使い始めた最初の日、「ホームページを作って」と言ったら、Claude Codeが勝手にファイルを作り始めた。自分はただ見ていた。最初は何が起きているか把握するのが精一杯だった。
Claude Codeが持つ「道具」
Claude Codeが実際に使えるツールはこういうものだ。
| ツール | 何をするか |
|---|---|
Read | ファイルを読む |
Edit | ファイルの一部を書き換える |
Write | 新しいファイルを作る |
Bash | ターミナルコマンドを実行する |
Grep | コード内のテキストを検索する |
人間がターミナルでやることを、Claude Codeは「自分で判断して」やる。どのファイルを読むか、どのコマンドを実行するか、エラーが出たらどう修正するか——全部自分で考えて動く。
「優秀なエンジニアに口頭で指示する」感覚
1週間使って一番しっくりきた表現がこれだ。
「ナビゲーションを共通コンポーネントに切り出して」と言うと、Claude Codeは今のコードを確認して、コンポーネントを作って、各ページに適用して、動作を確認するまでをやる。自分は何もしなくていい。
ただ、これには慣れが必要だった。
最初は「任せていいのか」という不安があった。コードが変わっていくのを見ながら「これで合ってるのか?」と何度も確認した。だんだん「何をお願いすれば何が起きるか」の感覚がわかってきて、ようやく「任せる」ことができるようになった。
拡張機能を使うともっと変わる
Claude Code単体でも十分強力だが、拡張機能を使うと一段上がる感覚があった。
CLAUDE.md は、毎回自動で読み込まれるルールファイルだ。「このプロジェクトはnpmを使う」「コンポーネントは2ページ以上で使う場合だけ切り出す」といったルールを書いておくと、毎回説明しなくて済む。
Hooks は、特定のイベントで自動実行されるスクリプト。

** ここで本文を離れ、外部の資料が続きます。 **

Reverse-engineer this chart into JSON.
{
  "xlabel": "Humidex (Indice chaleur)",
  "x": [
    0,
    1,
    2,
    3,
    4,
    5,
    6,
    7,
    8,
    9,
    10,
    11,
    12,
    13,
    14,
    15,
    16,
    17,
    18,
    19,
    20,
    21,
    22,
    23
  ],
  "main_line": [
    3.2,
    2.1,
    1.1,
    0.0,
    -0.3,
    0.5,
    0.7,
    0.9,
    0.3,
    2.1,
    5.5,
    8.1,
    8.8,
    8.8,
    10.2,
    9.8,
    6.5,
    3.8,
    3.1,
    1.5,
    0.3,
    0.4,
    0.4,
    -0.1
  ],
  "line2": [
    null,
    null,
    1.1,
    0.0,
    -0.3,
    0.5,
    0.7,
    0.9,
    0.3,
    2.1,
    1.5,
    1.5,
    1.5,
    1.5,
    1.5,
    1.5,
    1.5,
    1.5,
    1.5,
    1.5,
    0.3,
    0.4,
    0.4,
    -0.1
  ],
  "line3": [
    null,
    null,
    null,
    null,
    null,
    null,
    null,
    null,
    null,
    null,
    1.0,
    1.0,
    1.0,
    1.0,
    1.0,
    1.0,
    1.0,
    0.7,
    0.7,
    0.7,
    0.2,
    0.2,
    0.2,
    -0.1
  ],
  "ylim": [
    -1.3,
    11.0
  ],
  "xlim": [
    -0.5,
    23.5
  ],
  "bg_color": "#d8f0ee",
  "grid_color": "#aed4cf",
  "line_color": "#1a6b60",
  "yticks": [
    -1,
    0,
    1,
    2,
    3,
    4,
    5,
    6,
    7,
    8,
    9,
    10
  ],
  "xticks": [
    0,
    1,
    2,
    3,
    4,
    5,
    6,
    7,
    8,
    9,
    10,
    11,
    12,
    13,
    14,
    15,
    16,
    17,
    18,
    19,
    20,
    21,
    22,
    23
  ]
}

このサイトでは「Claude Codeが返答を終えるたびに自動でgit pushが走る」仕組みを作った。その記事はこちら。
Skills は、呼び出し可能なワークフロー定義。「/write-postと入力すると記事執筆モードになる」といったことができる。

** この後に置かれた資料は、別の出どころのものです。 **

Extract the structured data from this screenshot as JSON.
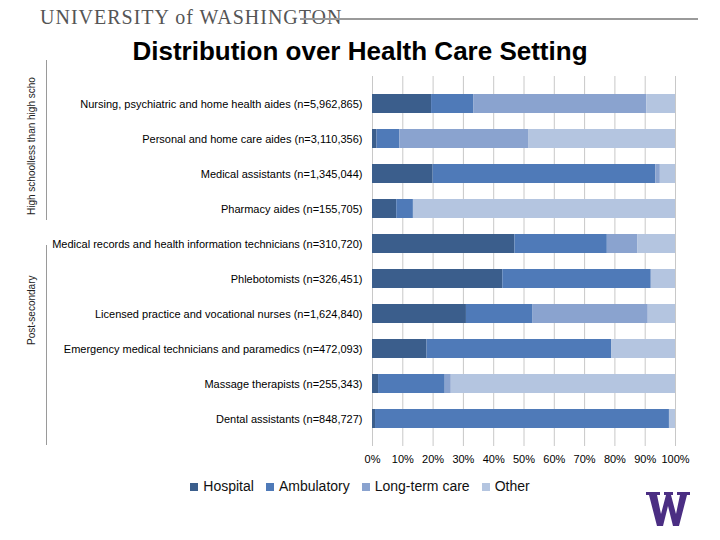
{
  "header": "UNIVERSITY of WASHINGTON",
  "group_labels": [
    "High schoolless than high scho",
    "Post-secondary"
  ],
  "chart_data": {
    "type": "bar",
    "title": "Distribution over Health Care Setting",
    "orientation": "horizontal",
    "stacked": true,
    "grid": true,
    "legend": "bottom",
    "categories": [
      "Nursing, psychiatric and home health aides (n=5,962,865)",
      "Personal and home care aides (n=3,110,356)",
      "Medical assistants (n=1,345,044)",
      "Pharmacy aides (n=155,705)",
      "Medical records and health information technicians (n=310,720)",
      "Phlebotomists (n=326,451)",
      "Licensed practice and vocational nurses (n=1,624,840)",
      "Emergency medical technicians and paramedics (n=472,093)",
      "Massage therapists (n=255,343)",
      "Dental assistants (n=848,727)"
    ],
    "series": [
      {
        "name": "Hospital",
        "color": "#3b5e8c",
        "values": [
          19.5,
          1.5,
          20,
          8,
          47,
          43,
          31,
          18,
          2,
          1
        ]
      },
      {
        "name": "Ambulatory",
        "color": "#4f7ab8",
        "values": [
          14,
          7.5,
          73.5,
          5.5,
          30.5,
          49,
          22,
          61,
          22,
          97
        ]
      },
      {
        "name": "Long-term care",
        "color": "#8aa3cf",
        "values": [
          57,
          42.5,
          1.5,
          0,
          10,
          0,
          38,
          0,
          2,
          0
        ]
      },
      {
        "name": "Other",
        "color": "#b4c5e0",
        "values": [
          9.5,
          48.5,
          5,
          86.5,
          12.5,
          8,
          9,
          21,
          74,
          2
        ]
      }
    ],
    "xlim": [
      0,
      100
    ],
    "xticks": [
      {
        "value": 0,
        "label": "0%"
      },
      {
        "value": 10,
        "label": "10%"
      },
      {
        "value": 20,
        "label": "20%"
      },
      {
        "value": 30,
        "label": "30%"
      },
      {
        "value": 40,
        "label": "40%"
      },
      {
        "value": 50,
        "label": "50%"
      },
      {
        "value": 60,
        "label": "60%"
      },
      {
        "value": 70,
        "label": "70%"
      },
      {
        "value": 80,
        "label": "80%"
      },
      {
        "value": 90,
        "label": "90%"
      },
      {
        "value": 100,
        "label": "100%"
      }
    ]
  }
}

これらを知ったのは使い始めてしばらく経ってからで、最初から全部使えるわけじゃない。ひとつひとつ試しながら理解していくものだと思う。
使い始めて一番変わったのは、「自分がやること」の定義だ。
以前は「コードを書くこと」が仕事だった。今は「何を作るかを決めること」が仕事になっている。実装の詳細はClaude Codeが考える。
これが良いのか悪いのかはまだわからない。でも、コードを書く時間が減った分、「何を作るべきか」を考える時間が増えたのは確かだ。